Set Up Systems to Address Any Pain Points
When a new business partner brings skepticism or baggage from a previous business endeavor they may have had hardships on, I would recommend having your new partner communicate specific pain points and concerns directly in the very beginning. Then, collectively set up systems and protocols on both ends to assure that your partner’s needs are getting met and you are free from scrutiny of any sort. – Ryan Larry, VerseBooks, Inc.
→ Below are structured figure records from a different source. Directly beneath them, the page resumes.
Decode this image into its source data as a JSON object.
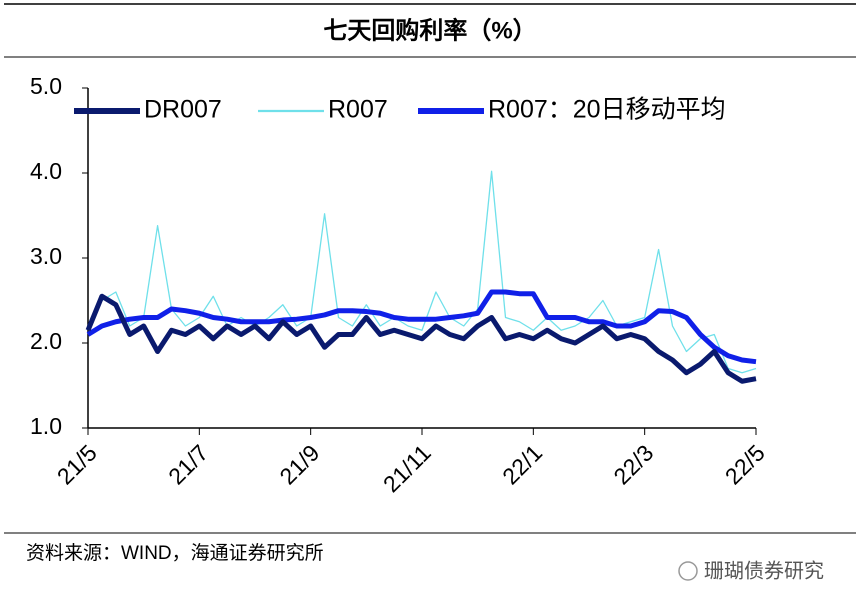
{
  "chart_data": {
    "type": "line",
    "title": "七天回购利率（%）",
    "source": "资料来源：WIND，海通证券研究所",
    "watermark": "珊瑚债券研究",
    "categories": [
      "21/5",
      null,
      null,
      null,
      null,
      null,
      null,
      null,
      "21/7",
      null,
      null,
      null,
      null,
      null,
      null,
      null,
      "21/9",
      null,
      null,
      null,
      null,
      null,
      null,
      null,
      "21/11",
      null,
      null,
      null,
      null,
      null,
      null,
      null,
      "22/1",
      null,
      null,
      null,
      null,
      null,
      null,
      null,
      "22/3",
      null,
      null,
      null,
      null,
      null,
      null,
      null,
      "22/5"
    ],
    "series": [
      {
        "name": "DR007",
        "color": "#0a1a6e",
        "width": 5,
        "values": [
          2.15,
          2.55,
          2.45,
          2.1,
          2.2,
          1.9,
          2.15,
          2.1,
          2.2,
          2.05,
          2.2,
          2.1,
          2.2,
          2.05,
          2.25,
          2.1,
          2.2,
          1.95,
          2.1,
          2.1,
          2.3,
          2.1,
          2.15,
          2.1,
          2.05,
          2.2,
          2.1,
          2.05,
          2.2,
          2.3,
          2.05,
          2.1,
          2.05,
          2.15,
          2.05,
          2.0,
          2.1,
          2.2,
          2.05,
          2.1,
          2.05,
          1.9,
          1.8,
          1.65,
          1.75,
          1.9,
          1.65,
          1.55,
          1.58
        ]
      },
      {
        "name": "R007",
        "color": "#6fe0ea",
        "width": 1.3,
        "values": [
          2.2,
          2.5,
          2.6,
          2.2,
          2.3,
          3.38,
          2.4,
          2.2,
          2.3,
          2.55,
          2.2,
          2.3,
          2.2,
          2.3,
          2.45,
          2.2,
          2.3,
          3.52,
          2.3,
          2.2,
          2.45,
          2.2,
          2.3,
          2.2,
          2.15,
          2.6,
          2.3,
          2.2,
          2.4,
          4.02,
          2.3,
          2.25,
          2.15,
          2.3,
          2.15,
          2.2,
          2.3,
          2.5,
          2.2,
          2.25,
          2.3,
          3.1,
          2.2,
          1.9,
          2.05,
          2.1,
          1.7,
          1.65,
          1.7
        ]
      },
      {
        "name": "R007：20日移动平均",
        "color": "#1020e8",
        "width": 5,
        "values": [
          2.1,
          2.2,
          2.25,
          2.28,
          2.3,
          2.3,
          2.4,
          2.38,
          2.35,
          2.3,
          2.28,
          2.25,
          2.25,
          2.25,
          2.27,
          2.28,
          2.3,
          2.33,
          2.38,
          2.38,
          2.37,
          2.35,
          2.3,
          2.28,
          2.28,
          2.28,
          2.3,
          2.32,
          2.35,
          2.6,
          2.6,
          2.58,
          2.58,
          2.3,
          2.3,
          2.3,
          2.25,
          2.25,
          2.2,
          2.2,
          2.25,
          2.38,
          2.37,
          2.3,
          2.1,
          1.95,
          1.85,
          1.8,
          1.78
        ]
      }
    ],
    "ylim": [
      1,
      5
    ],
    "yticks": [
      {
        "value": 1,
        "label": "1.0"
      },
      {
        "value": 2,
        "label": "2.0"
      },
      {
        "value": 3,
        "label": "3.0"
      },
      {
        "value": 4,
        "label": "4.0"
      },
      {
        "value": 5,
        "label": "5.0"
      }
    ],
    "grid": false,
    "legend": "top"
  }
}
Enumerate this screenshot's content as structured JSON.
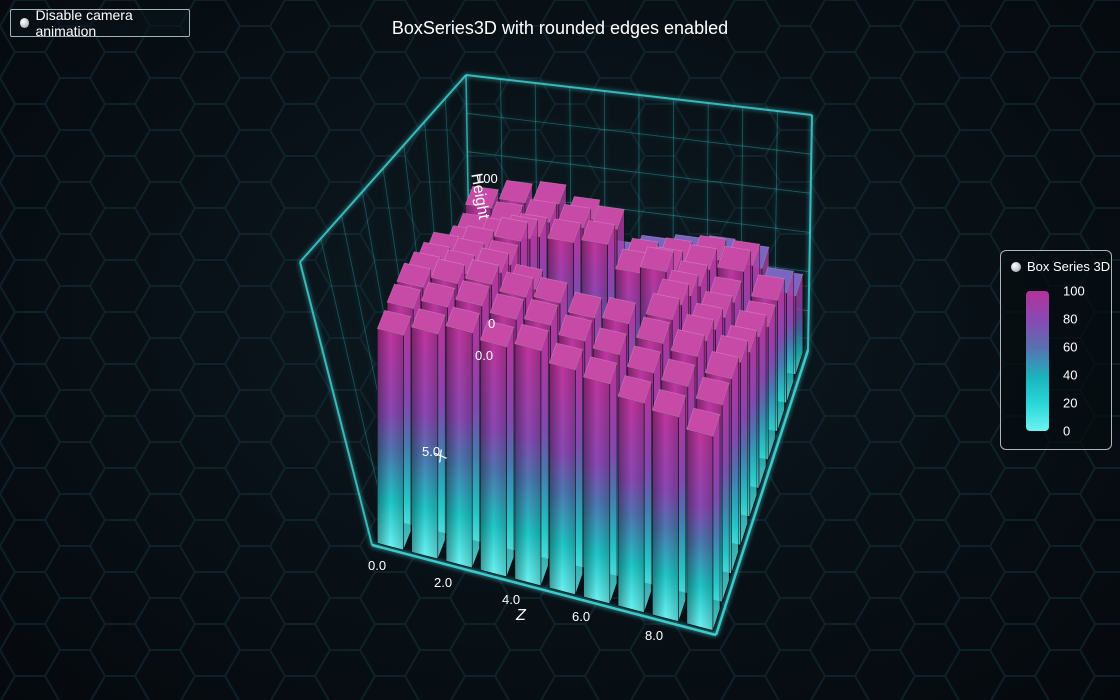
{
  "toggle": {
    "label": "Disable camera animation"
  },
  "title": "BoxSeries3D with rounded edges enabled",
  "legend": {
    "title": "Box Series 3D",
    "ticks": [
      "100",
      "80",
      "60",
      "40",
      "20",
      "0"
    ]
  },
  "axes": {
    "height_label": "Height",
    "height_ticks": [
      "100",
      "0"
    ],
    "x_label": "X",
    "x_ticks": [
      "0.0",
      "5.0"
    ],
    "z_label": "Z",
    "z_ticks": [
      "0.0",
      "2.0",
      "4.0",
      "6.0",
      "8.0"
    ]
  },
  "colors": {
    "low": "#5ef2f2",
    "mid": "#5a6fb0",
    "high": "#b2339a",
    "frame": "#3fd6d6"
  },
  "chart_data": {
    "type": "bar3d",
    "title": "BoxSeries3D with rounded edges enabled",
    "series": [
      {
        "name": "Box Series 3D"
      }
    ],
    "xlabel": "X",
    "ylabel": "Height",
    "zlabel": "Z",
    "ylim": [
      0,
      100
    ],
    "grid": true,
    "legend_position": "right",
    "values": [
      [
        70,
        76,
        78,
        72,
        50,
        55,
        58,
        60,
        58,
        45
      ],
      [
        65,
        74,
        78,
        78,
        80,
        65,
        68,
        72,
        72,
        60
      ],
      [
        68,
        75,
        80,
        80,
        82,
        70,
        74,
        78,
        80,
        68
      ],
      [
        70,
        76,
        88,
        20,
        22,
        20,
        84,
        80,
        75,
        66
      ],
      [
        82,
        88,
        95,
        15,
        10,
        12,
        20,
        85,
        78,
        72
      ],
      [
        85,
        90,
        92,
        18,
        8,
        10,
        18,
        90,
        82,
        75
      ],
      [
        88,
        92,
        96,
        92,
        20,
        16,
        30,
        92,
        86,
        80
      ],
      [
        90,
        95,
        98,
        96,
        97,
        94,
        95,
        90,
        88,
        82
      ],
      [
        88,
        92,
        96,
        94,
        95,
        92,
        90,
        86,
        84,
        80
      ],
      [
        84,
        88,
        92,
        90,
        92,
        88,
        86,
        82,
        80,
        76
      ]
    ]
  }
}
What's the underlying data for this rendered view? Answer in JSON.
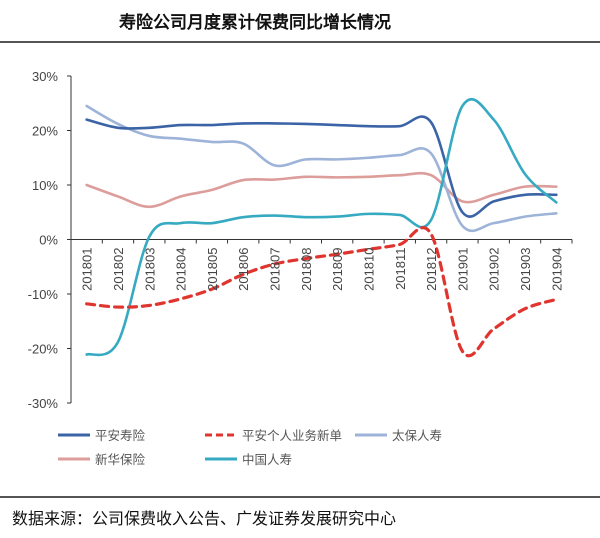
{
  "title": "寿险公司月度累计保费同比增长情况",
  "source": "数据来源：公司保费收入公告、广发证券发展研究中心",
  "chart_data": {
    "type": "line",
    "title": "寿险公司月度累计保费同比增长情况",
    "xlabel": "",
    "ylabel": "",
    "ylim": [
      -30,
      30
    ],
    "yticks": [
      "30%",
      "20%",
      "10%",
      "0%",
      "-10%",
      "-20%",
      "-30%"
    ],
    "ytick_values": [
      30,
      20,
      10,
      0,
      -10,
      -20,
      -30
    ],
    "grid": false,
    "legend": "bottom",
    "categories": [
      "201801",
      "201802",
      "201803",
      "201804",
      "201805",
      "201806",
      "201807",
      "201808",
      "201809",
      "201810",
      "201811",
      "201812",
      "201901",
      "201902",
      "201903",
      "201904"
    ],
    "series": [
      {
        "name": "平安寿险",
        "color": "#3b64a6",
        "dash": false,
        "values": [
          22,
          20.5,
          20.5,
          21,
          21,
          21.3,
          21.3,
          21.2,
          21,
          20.8,
          20.8,
          21.5,
          5,
          7,
          8.2,
          8.2
        ]
      },
      {
        "name": "平安个人业务新单",
        "color": "#e0352f",
        "dash": true,
        "values": [
          -11.8,
          -12.4,
          -12.1,
          -10.9,
          -9.1,
          -6.4,
          -4.5,
          -3.5,
          -2.7,
          -1.8,
          -0.9,
          1,
          -20.5,
          -16.4,
          -12.7,
          -11
        ]
      },
      {
        "name": "太保人寿",
        "color": "#9db4d8",
        "dash": false,
        "values": [
          24.5,
          21.2,
          19,
          18.5,
          17.9,
          17.6,
          13.6,
          14.7,
          14.7,
          15,
          15.5,
          15.8,
          2.5,
          3,
          4.2,
          4.8
        ]
      },
      {
        "name": "新华保险",
        "color": "#dc9d9b",
        "dash": false,
        "values": [
          10,
          7.9,
          6,
          7.9,
          9.1,
          10.9,
          11,
          11.5,
          11.4,
          11.5,
          11.8,
          11.8,
          7,
          8.2,
          9.7,
          9.7
        ]
      },
      {
        "name": "中国人寿",
        "color": "#36aac1",
        "dash": false,
        "values": [
          -21.1,
          -18.8,
          0.5,
          3,
          3,
          4.1,
          4.4,
          4.1,
          4.2,
          4.7,
          4.5,
          3.6,
          24.5,
          22,
          12,
          6.8
        ]
      }
    ]
  }
}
Leave the Past in the Past
You need to set clear expectations that the past is the past and what you’re both building now is what matters. When you make it clear that you’re not focused on the past and that you have full trust in your partner, it builds a bond that can take your business to the next level. – Eric Mitchell, LifeFlip Media
Pinpoint the Issue
Focus on the issue that the partner is bringing up. Jump into the skepticism or problem and understand what is driving the concern versus reinforcing your strengths. My point of view is that an objection (or skepticism) is just an unanswered question. Once moving forward, communication will be key to creating a lasting partnership and trust. – David Dorton, Ritual Beverage Company
Communicate With Integrity
Effective communication and integrity are critical to making sure that past experiences don’t impede a still-blossoming partnership. You have one chance to make a strong first impression, so it’s important not to leave any stone unturned. Ask questions. Then listen to responses. Understand where expectations were not met, and then describe in detail how you will satisfy those needs. – Chris Stubbs, GenCanna Acquisition Corp
Listen to Their Story
My recommendation is first to listen to your partner’s story. Then, explore their case deeper because they almost surely didn’t give you the complete story. Then, put your partner’s case into your own context and share with them a similar experience you may have had, always remembering to anchor your story back to their experience. Hopefully, by sharing your own experience, trust can start to be built. – Erik Rind, ImagineBC
Though past experience is relevant to future thinking, it can also obstruct creative thought. Ask this question: If you had it all your way, what world would you like to co-create together? This pushes old self-limiting behavior to the side, giving room for imagination and vision alignment. – Erik Oberholtzer, Tender Greens / cohere
Make Sure You’re on the Same Page
I think the key to any great partnership is communication. Make sure you’re on the same page every step of the way. It’s something that will get easier as you go along, and nurturing those relationships especially in the beginning stages will ensure a successful team environment. – Karina Michel Feld, Tallulah Films
Turn a New Leaf
I believe that starting on a fresh note and trusting their judgment will help build relations. Working closely with them without stifling their thinking helps to create a partnership of equality. Giving them the respect they deserve and letting go of the past is the best way to move forward. – Victoria Kennedy, Marisa Johnson
The key is being as authentic as possible when dealing with your new partner. The distrust they have is with their ex-partner, not with you; therefore, being open and honest about every intention you have will eventually help eliminate concerns about their past negative experiences. Transparency leads to trust, which will soon build confidence in the solutions you both bring to the table. – Tiffany Gaines, SS Global Entertainment
Demonstrate Transparency and Accountability
Unless you’re just starting out, most folks have had situations where expectations weren’t met or things didn’t work out the way they expected. Being transparent about things that haven’t worked out for you in the past as well can often be a great way to build rapport with that partner and demonstrate a willingness to be transparent and accountable in your work going forward. – Chris Murray, FoxNRTH Inc.